We need more heartwarming human deeds, random acts of kindness, regular acts of caring, respect, and love.  We all need to stifle our hate, anger and judgement of one another.  We can learn from this, we have to.

I cried so hard these at few days.  Not just tearing, not weeping, but I cried with gut wrenching, nauseating choking sobs that looked and sounded about as ugly as I felt.  I am so grateful, that I am still crying.  I found myself so relieved, and happy to see how many other people did the same thing.  It means we haven't lost it all, it means we may be save-able, it means there are enough of us  to make big changes, and, maybe someday, we can all feel safe again.

Tuesday, December 4, 2012

Three years...and some change....

My baby girl just turned 3 years old.....6 weeks ago.  We celebrated, of course, and I remain partially in denial that the years seem to spin faster into this vortex of child rearing.  Adults age so little in a year's time, but kids...those things freaking change.  A lot.  Di grew almost 3 inches in 6 months.  Does anyone realize how much 3 inches is?  Ladies? Gentlemen?  If I were 3 inches taller I wouldn't have to worry about theses 15 extra pounds that have accompanied me so graciously since I had my sweet girls.

What can I say about a 3 year old, except if anyone here thinks twos are really terrible, run far away before your child turns three.  Three is the year of attitude, yelling, demanding, and moments of unimaginable sweetness.  My daughter has made me cry with devastation at the things she says, and weep with the deepest love I have ever felt.  It's quite a mind f@$%.

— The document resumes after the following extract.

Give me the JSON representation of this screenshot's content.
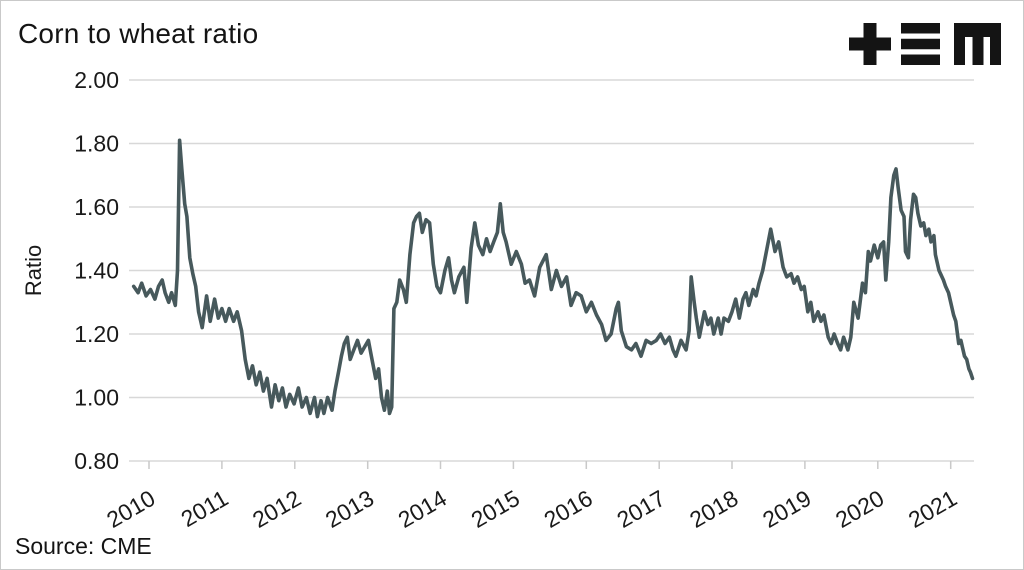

The yelling just means I need to listen to her more.  The attitude is her trying to tell me something she just can't verbally express yet.  She is teaching me to be more patient, kinder, and to be a better mother.  Annoying.  But also incredibly cute and humbling...after a few drinks.    She fights with her sister now, there is pushing and grabbing and kicking.  But there is also kisses and hugs and times when she feeds her baby sister off her plate, helps her read a book, and even attempts to carry her (yikes).  It's is a year of wearing jewelry, skirts, and getting dirty.  She will no longer let me pick our her clothes, ever, which leaves me with a desire to explain to anyone and everyone in the public that i am just being a good mother by letting her express her independence.  cringe cringe.  She is mastering her body and learning to control her strength and movements with gymnastics.  She really is quite graceful and beautiful to watch.  Her movements are effortless.  Her little body is strong enough to hold itself up by her arms or legs, and her balance and flexibility make me cringe constantly.  She is amazing.

She told me I was her best friend.  She has also said this to a caterpillar, a stuffed cat, and a dead spider, but it was still enough to make me tear up.  It was beautiful.

Unfortunately, Di being three means one more sad thing...Jbug is 18 months old.  (That's a year and a half to anyone who isn't a parent, believe me, you will use months to describe the age of your child, it's the only way, kids grow fast in a year, but a baby grows abnormally fast in a month).

I am so lucky that JJ is still perfectly content being the baby.  She still snuggles with us all night, insists on being carried everywhere, has absolutely no interest in the potty, regular cups, plates or eating utensils, and pretty much uses cuteness and crooked smiles to get anything she wants from either myself or her daddy, or grandparents, strangers on the street.  She really is that cute.  She is talking so well, when her sister allows her to do so.  She absolutely loves all things furry, and literally screams with glee at any animal sighting.  There isn't many moments when I don't hear a squeaky "mow mow" or "a woof!".  And when she spots them, nothing but pure happiness in her eyes.

 I am envious, for I am no longer capable of doing that.  Isolating one thing in life that creates joy for me, without any other interferences.  I wonder when I lost it, because we all do.  I wish I could enjoy them like that more often, without worrying what germs or chemicals or food additives or bad vibes they are exposed to.  But I guess that is my fate now, to absorb all the negative so that they see only joy.  I can certainly live with that.